Other question is here: How to Determine an Equation of a Circle using a Line and Two Points on a Circle
Sorry I can't post a picture as I don't have enough reputation.. One can be found at http://www.chucara.dk/images/Voronoi3.png
My question is: Given two points P1:$(10,10)$ and P2:$(20,20)$ and a tangent of $y = 40$, what is the center of the circle O:$(a,b)$ that has both points on its circumference and has the line as a tangent.
I've tried reducing my problem by simply subtracting the tangent from the points' $y$ coordinate and using the example in the other post with points $(10,-30)$ and $(20, -20)$.
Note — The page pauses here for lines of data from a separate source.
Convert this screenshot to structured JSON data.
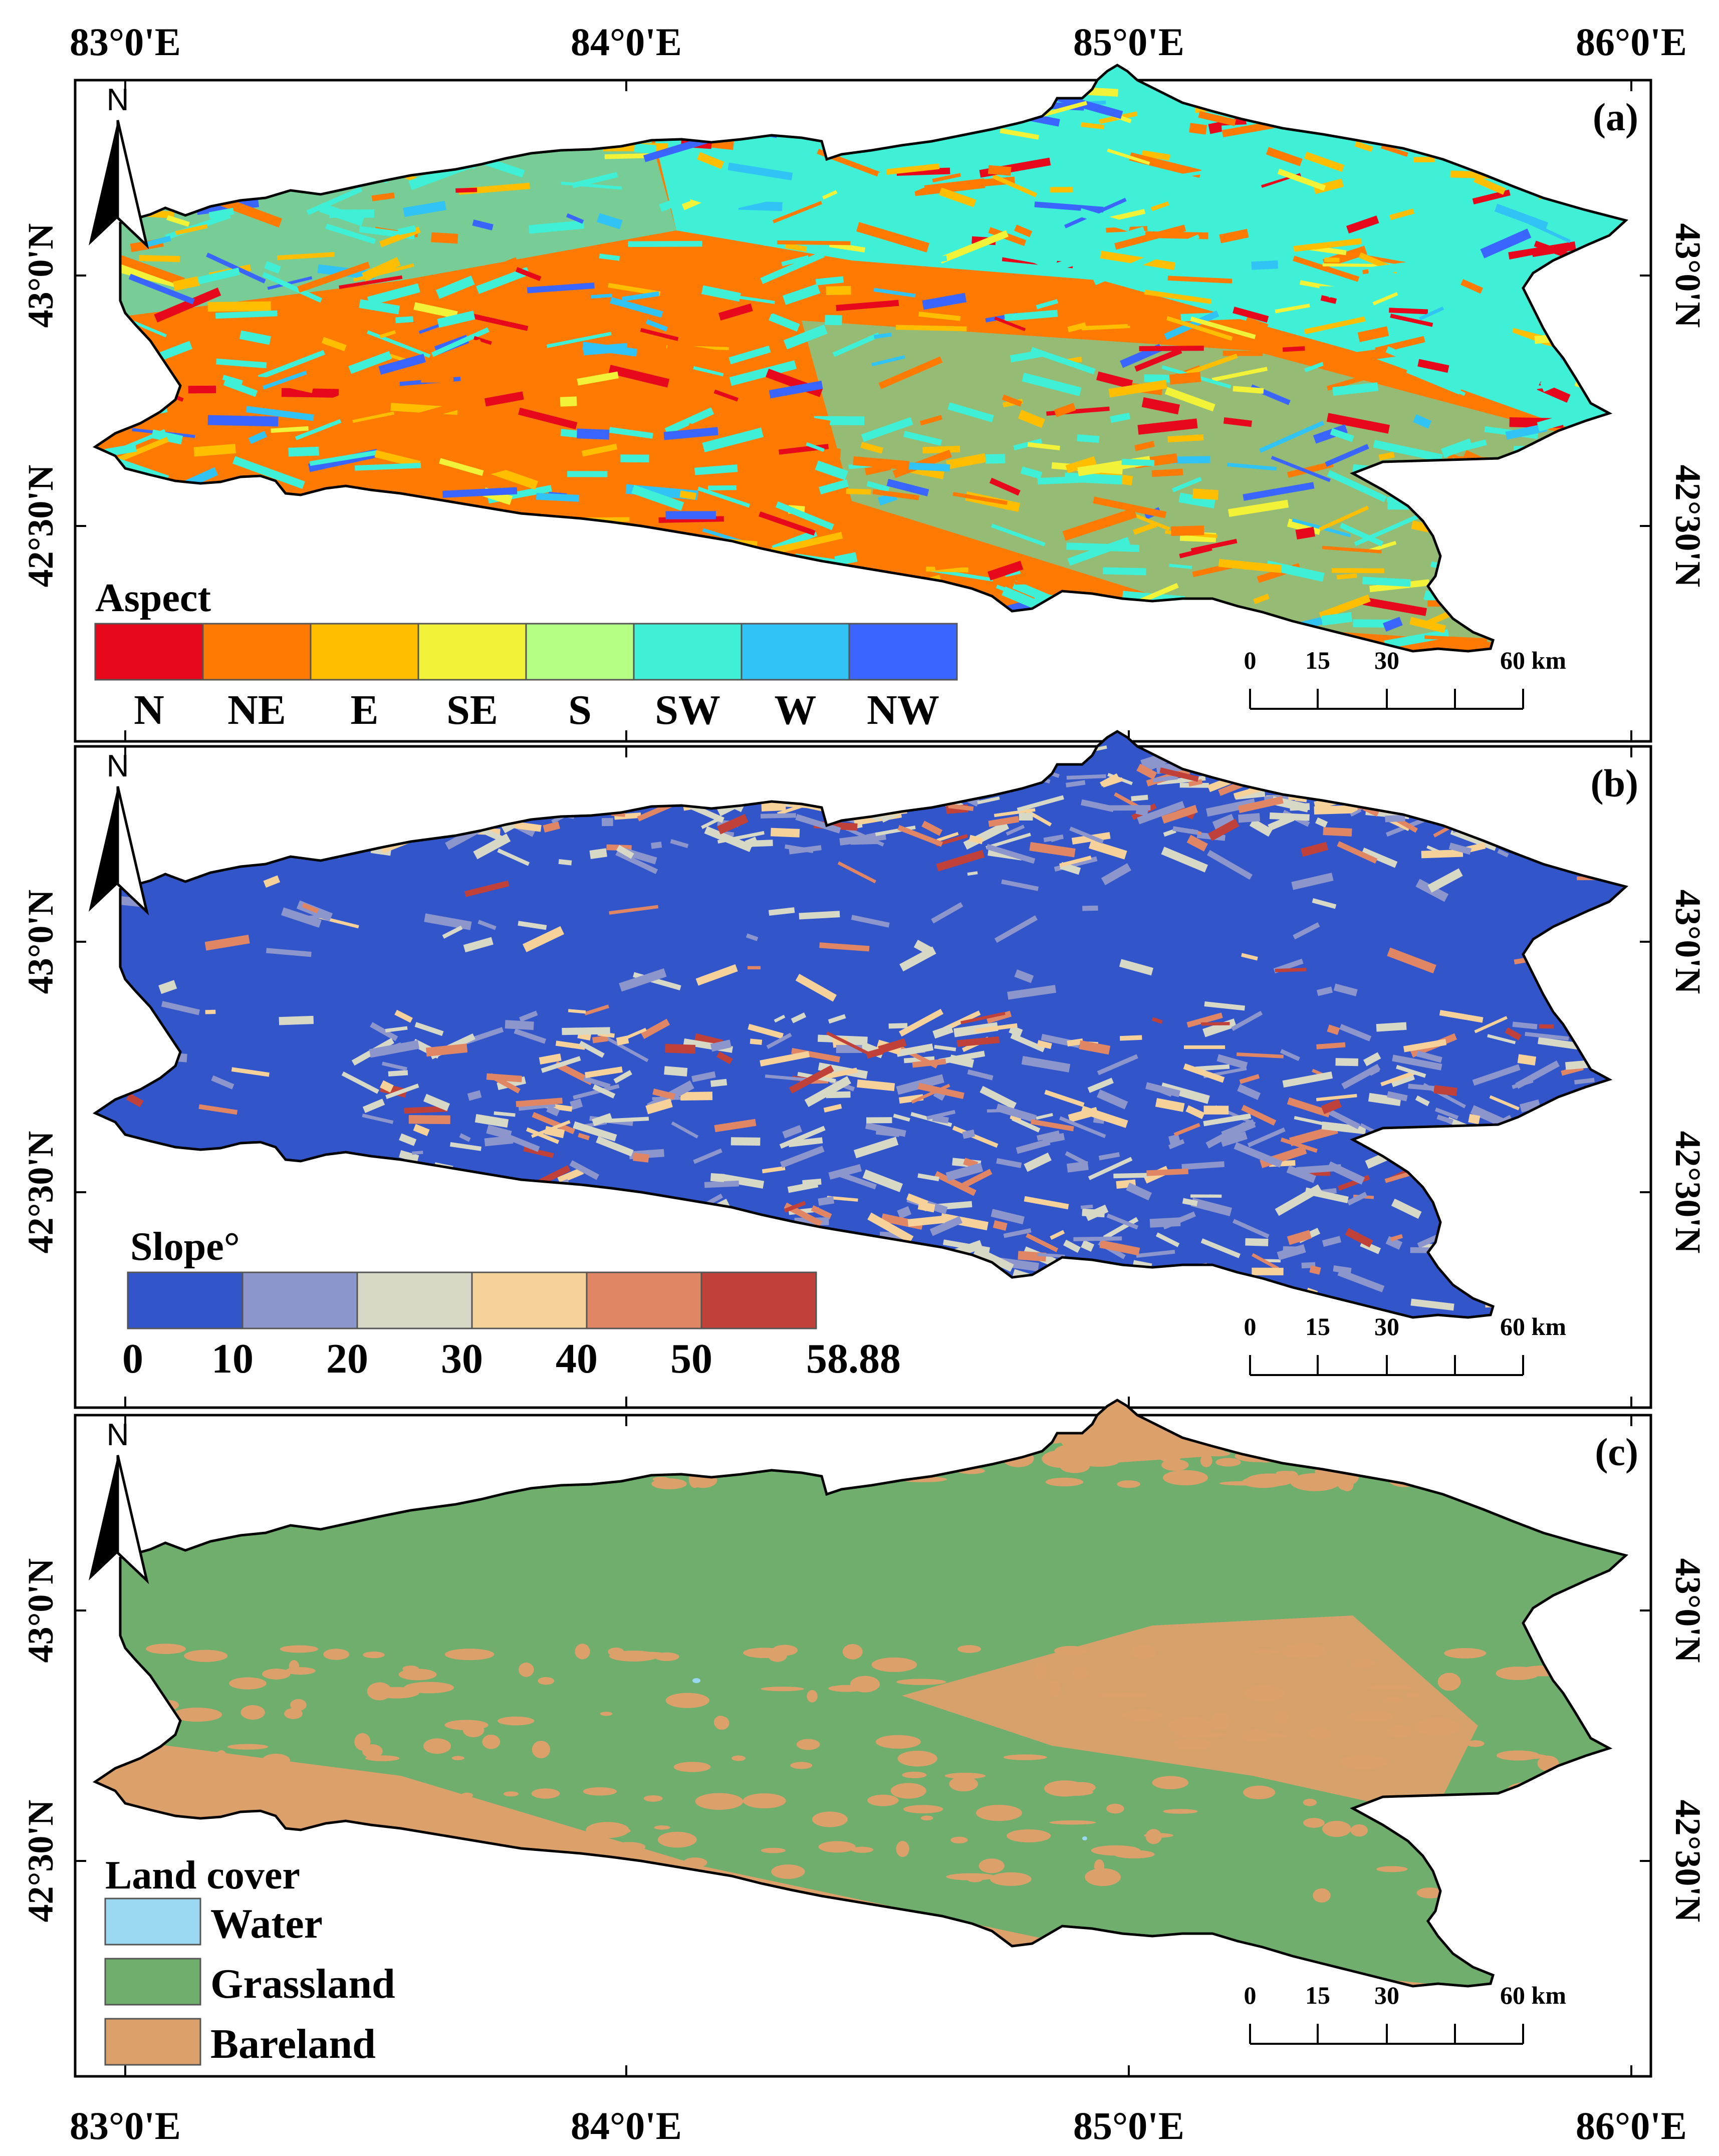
{
  "axes": {
    "top_longitudes": [
      "83°0'E",
      "84°0'E",
      "85°0'E",
      "86°0'E"
    ],
    "bottom_longitudes": [
      "83°0'E",
      "84°0'E",
      "85°0'E",
      "86°0'E"
    ],
    "latitudes": [
      "43°0'N",
      "42°30'N"
    ]
  },
  "panels": [
    {
      "id": "a",
      "label": "(a)",
      "north": "N",
      "legend_title": "Aspect",
      "legend_items": [
        {
          "label": "N",
          "color": "#e8081c"
        },
        {
          "label": "NE",
          "color": "#ff7a00"
        },
        {
          "label": "E",
          "color": "#ffbf00"
        },
        {
          "label": "SE",
          "color": "#f2f238"
        },
        {
          "label": "S",
          "color": "#b6ff85"
        },
        {
          "label": "SW",
          "color": "#3ff0d6"
        },
        {
          "label": "W",
          "color": "#32c3f5"
        },
        {
          "label": "NW",
          "color": "#3a66ff"
        }
      ],
      "scale": {
        "ticks": [
          "0",
          "15",
          "30",
          "60 km"
        ]
      }
    },
    {
      "id": "b",
      "label": "(b)",
      "north": "N",
      "legend_title": "Slope°",
      "legend_colors": [
        "#3256c9",
        "#8d96cc",
        "#d8d8c6",
        "#f6d29a",
        "#e08665",
        "#c0413a"
      ],
      "legend_breaks": [
        "0",
        "10",
        "20",
        "30",
        "40",
        "50",
        "58.88"
      ],
      "scale": {
        "ticks": [
          "0",
          "15",
          "30",
          "60 km"
        ]
      }
    },
    {
      "id": "c",
      "label": "(c)",
      "north": "N",
      "legend_title": "Land cover",
      "legend_items": [
        {
          "label": "Water",
          "color": "#99d8f0"
        },
        {
          "label": "Grassland",
          "color": "#70ae6e"
        },
        {
          "label": "Bareland",
          "color": "#dca06b"
        }
      ],
      "scale": {
        "ticks": [
          "0",
          "15",
          "30",
          "60 km"
        ]
      }
    }
  ]
}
This gives me a normal of $y = -x-10$
I using the pythagoran theorem and the equation of the normal, I get to the quadratic equation:
$0 = x^2 - 80x + 400$
I solve this, and get two solutions (rounded): $x = 5.36$ and $x = 74.64$
In turn, giving me: $(5.36, 24.64)$ and $(74.64, -44.64)$
However, this doesn't seem right. Can anyone tell me where I've gone wrong in my calculations? Or how would you solve it?
Just to give a bit of background, I'm trying to implement this in C#, so I need a general solution. This is what is causing my headaches.